Tuesday January 17, 2017
Panellists at the Tourism Society’s Prospects event held in London on January 17th commented that 2017 will be ‘a year to remember’, although not all for positive reasons.
The discussion covered a wide range of topics that will impact on inbound and outbound travel, such as exchange rates, VAT, the importance of green credentials, ageing demographics, refreshed products, and the Foreign Office.
The panel was chaired by Noel Josephides (chairman, ABTA) and included Richard Nicholls (Head of Research and Forecasting, VisitBritain), Kurt Janson (Director, Tourism Alliance), Denise Bridges (Managing Director, Albatross Travel) and Derek Moore (Chairman, AITO).
Inbound visits to the UK were predicted to rise by 4% and spending by 8% in 2017. This would generate up to 150,000 new tourism jobs, but there was concern about where the workforce would be found with continuing uncertainty surrounding the movement of workers and Britain’s relationship with the EU. All the panellists agreed that tourism and travel remained good sectors to work in. In addition to the more obvious opportunities for product and marketing roles it was highlighted that there is also a need for accountants, designers and other skills, and with changes ahead in how the UK works with the rest of the world, there are good opportunities for entrepreneurs and start-ups.
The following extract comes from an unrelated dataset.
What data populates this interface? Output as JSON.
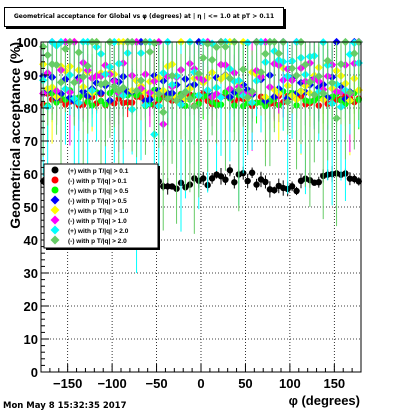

On VAT, while the industry would still like to see a reduction the government was now more concerned about its balance of payments. With a weaker pound and record visitor numbers in 2015 and 2016 it was harder to present a strong case for a reduction in VAT, so any movement looked unlikely.
Older customers will be a key market across all sectors, with time available and money to spend. But while they may feel young at heart these clients will need to be realistic about what they can achieve and operators will have to offer itineraries and facilities that reflect this. Refreshed itineraries, including more experiential and unusual elements, will also be more in evidence as customers choose to do more than just visit a destination.
Gregory Yeoman, Executive Director at the Tourism Society, commented: “With so much political activity on the horizon it has been a tough job for the speakers to give confident and unqualified predictions this year; the level of debate has been excellent as always, though, and the delegates left with plenty of great insights into what will influence their businesses in the months ahead.”
Prospects 2017 was sponsored by BDRC Continental and The Crown Estate.